Name: Jack Sinclair
Title: Executive vice president, grocery merchandise, Wal-Mart Stores
Biggest challenge: Reshaping the overall shopping experience in the grocery departments of Wal-Mart Stores.
BENTONVILLE, Ark. — Wal-Mart is looking for passion and innovation, and Jack Sinclair is the executive the company thinks can supply it.
“His passion for people, products and customers will bring new perspectives and innovative thinking to our company,” said John Fleming, Wal-Mart's executive vice president and chief merchandising officer, in early January when Sinclair was named executive vice president of grocery merchandising.
Sinclair, 47, declined to talk with SN for this article. Wal-Mart Stores said his job will involve integrating planning, category management and store experience into the overall grocery business unit.
Early in his career, Sinclair worked for Tesco, leading to rampant industry speculation that he was brought to the U.S. to work on a smaller-store concept that can compete with Tesco's small-format Fresh & Easy stores — presumably the Marketside concept Wal-Mart plans to begin testing in Phoenix later this year.
Whether or not that is the case, Sinclair left Tesco more than 17 years ago, working at U.K.-based Safeway plc for 14 years, where he ultimately held the title of group marketing and trading director before leaving in 2004 after a merger with another company left his role murky, United Kingdom sources said.
Since then, Sinclair has been a director of McCurrach UK, a Glasgow, Scotland-based grocery merchandising consultancy. He was also president of Caravan, a U.K.-based grocery industry charity, in 2003 and 2004.
Sinclair's biggest challenge “is to take advantage of the opportunities presented by the [falling] economy,” according to David Rogers, principal at DSR Marketing Systems, Deerfield, Ill. “This is Wal-Mart's golden chance to get back to its glory days, after two years of drift, by reinforcing its price image and bringing increased discipline to store operations.
“Margins have been allowed to float up, and store operations and conditions have eroded amid all this silliness about chasing sushi customers.
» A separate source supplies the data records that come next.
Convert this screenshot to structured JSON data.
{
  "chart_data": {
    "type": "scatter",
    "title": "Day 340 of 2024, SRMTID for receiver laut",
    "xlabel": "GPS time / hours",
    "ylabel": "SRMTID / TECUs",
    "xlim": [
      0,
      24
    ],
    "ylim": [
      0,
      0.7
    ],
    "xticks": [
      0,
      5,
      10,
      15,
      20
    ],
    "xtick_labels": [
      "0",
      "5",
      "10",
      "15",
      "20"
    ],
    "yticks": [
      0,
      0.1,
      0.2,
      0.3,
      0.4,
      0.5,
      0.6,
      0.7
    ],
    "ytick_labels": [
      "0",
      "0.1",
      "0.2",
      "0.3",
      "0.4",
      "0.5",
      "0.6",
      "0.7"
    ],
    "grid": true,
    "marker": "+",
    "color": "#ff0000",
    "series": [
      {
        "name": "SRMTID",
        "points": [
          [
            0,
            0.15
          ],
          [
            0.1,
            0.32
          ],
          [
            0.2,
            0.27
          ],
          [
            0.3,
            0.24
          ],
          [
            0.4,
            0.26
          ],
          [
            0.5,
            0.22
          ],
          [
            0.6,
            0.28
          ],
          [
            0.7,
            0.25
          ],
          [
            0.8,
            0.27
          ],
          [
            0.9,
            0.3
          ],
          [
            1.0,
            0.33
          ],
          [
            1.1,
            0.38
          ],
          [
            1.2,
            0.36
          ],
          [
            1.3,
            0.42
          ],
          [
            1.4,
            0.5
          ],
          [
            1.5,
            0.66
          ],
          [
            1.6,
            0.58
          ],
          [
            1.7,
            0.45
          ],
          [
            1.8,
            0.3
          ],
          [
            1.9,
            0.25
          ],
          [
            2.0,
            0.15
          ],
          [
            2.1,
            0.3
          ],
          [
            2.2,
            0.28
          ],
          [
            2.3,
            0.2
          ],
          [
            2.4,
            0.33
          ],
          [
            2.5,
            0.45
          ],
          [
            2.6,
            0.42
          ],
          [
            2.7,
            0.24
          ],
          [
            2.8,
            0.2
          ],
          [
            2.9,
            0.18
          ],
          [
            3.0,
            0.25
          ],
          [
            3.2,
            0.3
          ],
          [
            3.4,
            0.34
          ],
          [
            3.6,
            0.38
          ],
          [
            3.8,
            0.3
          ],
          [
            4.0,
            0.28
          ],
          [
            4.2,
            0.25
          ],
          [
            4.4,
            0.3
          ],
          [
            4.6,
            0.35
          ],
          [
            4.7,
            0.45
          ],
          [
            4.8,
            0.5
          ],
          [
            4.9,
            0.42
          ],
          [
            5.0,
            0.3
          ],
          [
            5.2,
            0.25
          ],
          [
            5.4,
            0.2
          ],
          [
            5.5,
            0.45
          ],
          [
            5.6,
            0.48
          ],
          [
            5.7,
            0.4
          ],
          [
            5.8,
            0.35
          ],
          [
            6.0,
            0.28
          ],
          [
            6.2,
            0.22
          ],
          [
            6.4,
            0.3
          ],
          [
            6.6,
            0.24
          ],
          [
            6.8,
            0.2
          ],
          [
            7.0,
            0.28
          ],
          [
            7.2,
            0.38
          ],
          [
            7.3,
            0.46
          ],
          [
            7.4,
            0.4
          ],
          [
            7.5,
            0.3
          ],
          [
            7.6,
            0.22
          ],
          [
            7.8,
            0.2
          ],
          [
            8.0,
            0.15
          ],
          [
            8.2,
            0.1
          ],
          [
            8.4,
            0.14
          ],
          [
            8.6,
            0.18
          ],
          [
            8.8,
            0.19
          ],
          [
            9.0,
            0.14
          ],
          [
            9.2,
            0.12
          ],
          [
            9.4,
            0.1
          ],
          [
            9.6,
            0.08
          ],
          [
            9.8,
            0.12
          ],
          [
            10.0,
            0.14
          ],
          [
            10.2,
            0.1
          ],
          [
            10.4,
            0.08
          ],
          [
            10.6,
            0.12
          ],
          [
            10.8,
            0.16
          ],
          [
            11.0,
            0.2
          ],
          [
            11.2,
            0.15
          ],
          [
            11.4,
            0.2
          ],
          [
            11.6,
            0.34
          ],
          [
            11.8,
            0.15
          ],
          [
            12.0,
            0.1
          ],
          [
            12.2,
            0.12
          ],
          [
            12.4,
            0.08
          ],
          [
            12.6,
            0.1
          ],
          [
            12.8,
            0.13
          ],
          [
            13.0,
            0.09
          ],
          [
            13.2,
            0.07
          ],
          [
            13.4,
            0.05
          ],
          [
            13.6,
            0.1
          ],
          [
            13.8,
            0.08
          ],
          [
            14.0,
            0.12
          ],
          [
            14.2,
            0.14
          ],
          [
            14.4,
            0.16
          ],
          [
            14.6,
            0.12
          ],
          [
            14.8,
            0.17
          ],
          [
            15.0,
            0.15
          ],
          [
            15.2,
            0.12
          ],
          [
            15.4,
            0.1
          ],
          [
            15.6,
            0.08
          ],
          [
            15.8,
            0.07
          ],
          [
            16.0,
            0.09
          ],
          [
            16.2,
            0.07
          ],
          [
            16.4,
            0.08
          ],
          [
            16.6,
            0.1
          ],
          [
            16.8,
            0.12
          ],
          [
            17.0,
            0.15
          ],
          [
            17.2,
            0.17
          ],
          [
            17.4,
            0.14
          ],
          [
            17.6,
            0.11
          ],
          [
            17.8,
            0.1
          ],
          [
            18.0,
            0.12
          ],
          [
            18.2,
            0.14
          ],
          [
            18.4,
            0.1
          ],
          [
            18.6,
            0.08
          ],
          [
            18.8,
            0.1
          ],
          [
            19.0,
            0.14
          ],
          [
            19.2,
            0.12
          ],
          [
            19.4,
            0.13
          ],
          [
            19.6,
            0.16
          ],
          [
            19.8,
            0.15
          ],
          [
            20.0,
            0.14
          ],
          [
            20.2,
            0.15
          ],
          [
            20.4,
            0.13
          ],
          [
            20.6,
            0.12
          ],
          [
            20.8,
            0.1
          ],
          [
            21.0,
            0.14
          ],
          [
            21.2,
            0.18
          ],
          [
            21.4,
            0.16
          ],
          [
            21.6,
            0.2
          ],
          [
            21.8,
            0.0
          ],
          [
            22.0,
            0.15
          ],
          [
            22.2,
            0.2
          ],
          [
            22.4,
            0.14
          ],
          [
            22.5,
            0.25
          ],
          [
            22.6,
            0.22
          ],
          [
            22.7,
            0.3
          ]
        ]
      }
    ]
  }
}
“Sinclair's hiring is a reflection of the new/old direction Wal-Mart wants to go in. It's lost [track of] the plot, and the combination of a declining economy, an increasing rate of inflation and consumers under pressure is providing Wal-Mart with an opportunity to revive itself.”
The grocery portion of Wal-Mart “is probably among the healthiest parts of its business, if not the healthiest, and it's still growing at a healthy clip — 7% to 9% a year,” said Jim Hertel, managing partner at Willard Bishop, Barrington, Ill.
“So, I would guess Sinclair is being brought in to work on format innovation,” he said. “While Wal-Mart's larger stores have generally been successful, its record with smaller formats, like Neighborhood Markets, is less rosy, with those stores being less accretive to the bottom line, and with the company opening fewer stores each year than it anticipated opening at the beginning of each year.
“So, part of Sinclair's job may be to take the Marketside format that was developed before he got there and mold it, shape it and fine-tune it.”
Art Turock, a Kirkland, Wash.-based consultant, said Sinclair is likely to be involved in helping Wal-Mart develop other types of alternative formats, possibly including a health-oriented format, with Wal-Mart testing concepts in its larger stores for possible spinoffs to smaller freestanding sites.
One challenge Sinclair may have to help Wal-Mart deal with is tougher competition from traditional supermarket operators, Turock said. “Kroger is a better retailer than it was five years ago because of customer research data; Safeway's lifestyle stores have made that company more successful; and the regional chains like Publix, H-E-B and the various Delhaize operations have been able to hold off Wal-Mart.
“All have withstood the spread of Wal-Mart through better customization of their offerings, and that's making it tough for Wal-Mart to broaden its base.”
Turock said one way for Sinclair to help Wal-Mart attract new customers could be to go after higher-income consumers looking for bargains. “There's a broad trend toward premiumization in several grocery categories, and the challenge for Wal-Mart will be trying to reach that higher-bracket consumer who otherwise wouldn't be attracted to Wal-Mart's lower-end assortment.”